05 Jul 2022

Barbecue, beers and bliss!

Gerry Moran

Gerry Moran

There’s nothing quite like the smell of a barbecue, nothing quite like the whiff of charcoal wafting on the balmy summer air.
And that’s it as far as I’m concerned. What do I mean – that’s it? I mean I like the smell of a barbecue. End of story.
But don’t ask me, or expect me, to actually barbecue. Don’t care if the sun is splitting the stones. Don’t care if it gets you out of the Covid-19 kitchen. I still won’t barbecue. I am not a barbecue man. Period.
Okay, if the wife wants to barbecue, so be it. I will gladly assist – I will carry chicken wings, burgers, sausages, steaks, whatever, from the fridge to the barbecue. I will even go so far as to light the damn coals. And, if needs be, I will supervise the barbecuing – while sipping a chilled beer, of course, and perusing a good book or periodical.
I am not totally useless, I’ll have you know, when it comes to barbecuing. Other than that I will have no act or part in the process. I will, of course, partake of the edibles; I would not be so churlish as to let my good wife eat the food that she barbecues on her own!
My other issue with barbecuing in these Covid-19 days is the fact that there are only two of us in the house. Our four children are scattered around the globe – Wales, Vietnam, Lisbon, Berlin (and probably barbecuing). Some are in lockdown, some are just out of it. Point is you need people for a barbecue – a family, a group, a crowd even.
Barbecuing for two is a waste of time. You really need company, big people, small people as in kids and maybe a family dog sniffing around and making a nuisance of himself but perfecting the barbecue scenario.
In short – barbecue equals party. And parties are not on the menu at the moment. Although I do occasionally hear lots of voices, young voices, wafting on the balmy, summer air. And for sure they’re not saying the rosary!
I have, of course, tried my hand at barbecuing in the past, but the past is another country and one I have no intention of revisiting.
What I will revisit, however, is what I had to say about my ‘brilliant’ barbecue days back then.
Read on: The man who invented barbecues - should be barbecued. Why? Because it’s the most frustrating method of cooking food that I know of. It takes 10 minutes to fry a few burgers on your pan. It takes one solid hour to cook them on your barbecue.
Barbecues are bad news. You need to be of a certain disposition to host a barbecue. I don’t possess that disposition.
Furthermore, you mustn’t be hungry. Being hungry at a barbecue is torture. Fresh air whets the appetite wonderfully. As do a few of cans of chilled beer. At barbecues you’ve got both: fresh air, chilled beer and coals that take maybe an hour, or more, to warm up. During which time your hunger is building up, and up, until you’re tempted to chew a raw sausage to ease the hunger pangs.
Now patience is a virtue but at barbecues it is an absolute necessity. You must be patient with meat that cooks perfectly to the north but remains red and raw to the south. You must be patient with victuals that slip through the grid and burn to a cinder before your eyes - your very hungry eyes.
Hunger aside something else that suffers at barbecues is sobriety. It’s a Catch 22 situation really. You’re starving but there’s nothing ready to eat, so you “quench” your hunger with another beer. And another and another.
Sozzled and sizzled
And now you, the cook, the chef, the maitre d, is nicely sozzled while the food sizzles.
Furthermore, the guests are getting anxious. Actually it’s not so much anxiety as starvation. Some of them, you notice, are salivating profusely while others are gnawing the legs of the table.
Ah but finally we are ready to eat.

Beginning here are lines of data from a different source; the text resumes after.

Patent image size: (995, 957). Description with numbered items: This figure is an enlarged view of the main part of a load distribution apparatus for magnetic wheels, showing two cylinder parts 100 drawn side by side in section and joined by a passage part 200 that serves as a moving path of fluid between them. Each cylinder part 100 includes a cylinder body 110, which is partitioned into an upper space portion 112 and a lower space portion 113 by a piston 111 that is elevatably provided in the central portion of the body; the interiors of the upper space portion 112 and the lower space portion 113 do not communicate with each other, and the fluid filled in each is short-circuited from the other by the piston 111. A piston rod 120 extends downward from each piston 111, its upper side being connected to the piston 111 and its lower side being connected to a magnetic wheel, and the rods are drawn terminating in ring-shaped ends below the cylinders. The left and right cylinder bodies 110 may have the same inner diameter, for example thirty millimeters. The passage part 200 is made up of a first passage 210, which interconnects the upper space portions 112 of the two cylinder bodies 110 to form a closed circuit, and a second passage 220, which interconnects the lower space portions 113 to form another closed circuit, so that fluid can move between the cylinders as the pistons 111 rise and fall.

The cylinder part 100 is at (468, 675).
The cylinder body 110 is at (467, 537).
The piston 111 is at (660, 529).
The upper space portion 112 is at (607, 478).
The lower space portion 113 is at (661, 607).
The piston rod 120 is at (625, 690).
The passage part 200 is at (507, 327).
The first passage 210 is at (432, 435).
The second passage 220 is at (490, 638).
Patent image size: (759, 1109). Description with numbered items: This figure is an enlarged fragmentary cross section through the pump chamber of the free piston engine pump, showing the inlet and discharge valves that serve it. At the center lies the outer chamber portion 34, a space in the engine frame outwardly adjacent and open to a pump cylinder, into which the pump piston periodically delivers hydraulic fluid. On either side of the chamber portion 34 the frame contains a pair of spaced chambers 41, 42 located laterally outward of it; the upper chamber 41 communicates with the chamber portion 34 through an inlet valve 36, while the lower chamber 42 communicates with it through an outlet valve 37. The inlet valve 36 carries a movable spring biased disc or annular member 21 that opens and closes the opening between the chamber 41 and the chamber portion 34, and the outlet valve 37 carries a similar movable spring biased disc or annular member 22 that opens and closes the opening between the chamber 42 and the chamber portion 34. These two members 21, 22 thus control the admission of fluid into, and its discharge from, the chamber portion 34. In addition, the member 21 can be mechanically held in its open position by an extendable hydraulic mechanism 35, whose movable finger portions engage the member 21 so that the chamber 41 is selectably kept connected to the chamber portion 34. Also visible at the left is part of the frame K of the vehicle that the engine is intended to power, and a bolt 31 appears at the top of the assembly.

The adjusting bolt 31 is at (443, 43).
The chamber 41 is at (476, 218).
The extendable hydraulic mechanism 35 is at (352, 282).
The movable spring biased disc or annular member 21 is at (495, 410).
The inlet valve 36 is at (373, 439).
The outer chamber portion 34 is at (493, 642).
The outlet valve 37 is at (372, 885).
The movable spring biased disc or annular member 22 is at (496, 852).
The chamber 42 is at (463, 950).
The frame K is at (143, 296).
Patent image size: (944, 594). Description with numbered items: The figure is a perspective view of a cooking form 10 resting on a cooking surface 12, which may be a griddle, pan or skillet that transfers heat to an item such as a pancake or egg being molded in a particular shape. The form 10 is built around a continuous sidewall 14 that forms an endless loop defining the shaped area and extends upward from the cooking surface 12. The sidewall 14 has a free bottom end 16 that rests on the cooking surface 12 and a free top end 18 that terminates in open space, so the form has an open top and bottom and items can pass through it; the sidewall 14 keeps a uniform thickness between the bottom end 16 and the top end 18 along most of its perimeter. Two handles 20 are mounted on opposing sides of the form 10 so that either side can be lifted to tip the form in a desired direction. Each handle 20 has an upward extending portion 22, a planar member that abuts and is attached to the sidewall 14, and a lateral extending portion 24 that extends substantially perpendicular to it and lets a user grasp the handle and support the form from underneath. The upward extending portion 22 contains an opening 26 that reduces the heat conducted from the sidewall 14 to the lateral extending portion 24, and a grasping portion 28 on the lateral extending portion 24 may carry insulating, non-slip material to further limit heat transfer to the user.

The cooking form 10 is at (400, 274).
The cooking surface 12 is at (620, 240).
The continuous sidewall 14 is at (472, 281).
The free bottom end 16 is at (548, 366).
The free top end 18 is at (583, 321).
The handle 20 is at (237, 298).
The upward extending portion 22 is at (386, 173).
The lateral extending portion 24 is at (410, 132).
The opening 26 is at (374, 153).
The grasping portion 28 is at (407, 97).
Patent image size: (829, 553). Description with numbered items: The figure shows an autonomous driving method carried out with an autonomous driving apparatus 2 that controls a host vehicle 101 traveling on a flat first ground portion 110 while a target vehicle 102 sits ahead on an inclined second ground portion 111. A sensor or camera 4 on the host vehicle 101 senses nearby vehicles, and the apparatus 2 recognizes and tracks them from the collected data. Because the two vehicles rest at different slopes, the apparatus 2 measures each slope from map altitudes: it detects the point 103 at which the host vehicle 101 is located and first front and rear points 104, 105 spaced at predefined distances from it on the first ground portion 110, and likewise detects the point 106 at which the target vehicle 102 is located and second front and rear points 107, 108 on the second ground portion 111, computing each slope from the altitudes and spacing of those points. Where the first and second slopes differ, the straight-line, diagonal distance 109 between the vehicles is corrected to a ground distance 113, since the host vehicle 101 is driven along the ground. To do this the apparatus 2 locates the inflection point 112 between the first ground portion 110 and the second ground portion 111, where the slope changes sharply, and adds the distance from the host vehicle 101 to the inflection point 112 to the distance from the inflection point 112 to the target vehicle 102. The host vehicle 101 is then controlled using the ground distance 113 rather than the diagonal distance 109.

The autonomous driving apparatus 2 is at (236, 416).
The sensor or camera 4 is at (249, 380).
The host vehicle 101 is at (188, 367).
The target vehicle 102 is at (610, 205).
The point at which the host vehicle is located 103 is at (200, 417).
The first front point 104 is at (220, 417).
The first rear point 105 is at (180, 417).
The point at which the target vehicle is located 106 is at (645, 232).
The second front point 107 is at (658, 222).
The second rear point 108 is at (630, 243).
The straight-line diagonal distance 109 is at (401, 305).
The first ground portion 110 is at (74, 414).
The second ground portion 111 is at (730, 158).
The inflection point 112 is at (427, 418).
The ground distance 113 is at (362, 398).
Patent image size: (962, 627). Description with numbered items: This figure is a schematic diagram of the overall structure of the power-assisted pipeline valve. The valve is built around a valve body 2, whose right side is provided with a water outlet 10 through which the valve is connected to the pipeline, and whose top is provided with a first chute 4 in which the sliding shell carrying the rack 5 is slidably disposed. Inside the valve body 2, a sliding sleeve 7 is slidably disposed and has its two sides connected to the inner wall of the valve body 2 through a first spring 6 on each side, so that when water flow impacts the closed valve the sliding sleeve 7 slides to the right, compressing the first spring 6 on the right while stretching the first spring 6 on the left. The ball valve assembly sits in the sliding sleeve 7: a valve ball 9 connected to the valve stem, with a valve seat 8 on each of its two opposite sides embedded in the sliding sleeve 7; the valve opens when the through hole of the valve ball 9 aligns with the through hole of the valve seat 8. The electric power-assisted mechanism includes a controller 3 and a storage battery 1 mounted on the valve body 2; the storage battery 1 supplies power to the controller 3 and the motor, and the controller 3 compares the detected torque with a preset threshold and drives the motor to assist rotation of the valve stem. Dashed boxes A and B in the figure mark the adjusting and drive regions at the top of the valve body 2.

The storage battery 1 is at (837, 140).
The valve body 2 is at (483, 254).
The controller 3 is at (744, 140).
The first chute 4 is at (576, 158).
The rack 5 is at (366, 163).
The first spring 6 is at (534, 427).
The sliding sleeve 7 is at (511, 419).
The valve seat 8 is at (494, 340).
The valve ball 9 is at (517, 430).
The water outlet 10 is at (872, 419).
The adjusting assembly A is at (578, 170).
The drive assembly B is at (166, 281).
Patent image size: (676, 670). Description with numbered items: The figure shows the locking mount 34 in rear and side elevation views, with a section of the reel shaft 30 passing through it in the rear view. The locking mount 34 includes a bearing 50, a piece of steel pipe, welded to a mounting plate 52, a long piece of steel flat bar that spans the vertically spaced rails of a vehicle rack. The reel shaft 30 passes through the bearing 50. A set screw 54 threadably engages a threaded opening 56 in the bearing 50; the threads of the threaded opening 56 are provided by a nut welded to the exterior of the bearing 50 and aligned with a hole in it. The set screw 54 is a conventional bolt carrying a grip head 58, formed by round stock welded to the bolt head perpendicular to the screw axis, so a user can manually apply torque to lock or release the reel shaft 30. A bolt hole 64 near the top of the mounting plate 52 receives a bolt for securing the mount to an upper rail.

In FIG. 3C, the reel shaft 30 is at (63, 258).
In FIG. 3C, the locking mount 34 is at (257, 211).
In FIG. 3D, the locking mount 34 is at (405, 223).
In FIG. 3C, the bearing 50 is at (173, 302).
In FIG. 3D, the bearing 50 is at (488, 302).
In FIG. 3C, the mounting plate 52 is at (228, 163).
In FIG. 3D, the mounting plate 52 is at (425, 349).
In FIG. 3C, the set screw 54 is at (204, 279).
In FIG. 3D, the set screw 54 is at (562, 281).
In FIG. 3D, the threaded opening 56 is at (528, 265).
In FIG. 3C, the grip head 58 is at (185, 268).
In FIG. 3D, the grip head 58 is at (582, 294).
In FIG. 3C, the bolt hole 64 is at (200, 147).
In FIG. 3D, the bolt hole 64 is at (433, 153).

Almost. The victuals are cooked but the salad has still to be served, the coleslaw rationed, the potatoes portioned and the wine opened. By which time the guests are fluthered, the kids agitated while every bee within a five mile radius has zoomed in for the kill.
But here’s what makes barbecues such wonderful fun - we’re so hungry and inebriated we devour everything and I mean everything (including the bees) with relish. And to strains of: “Lovely”, “Very tasty” and “What is it?” What is it? Food glorious food, that’s what it is. Barbecued food. Burned food. But who cares. We’re starving, we’re sozzled. We’re barbecuing for God’s sake.
So, hey, let’s crack open another can of beer.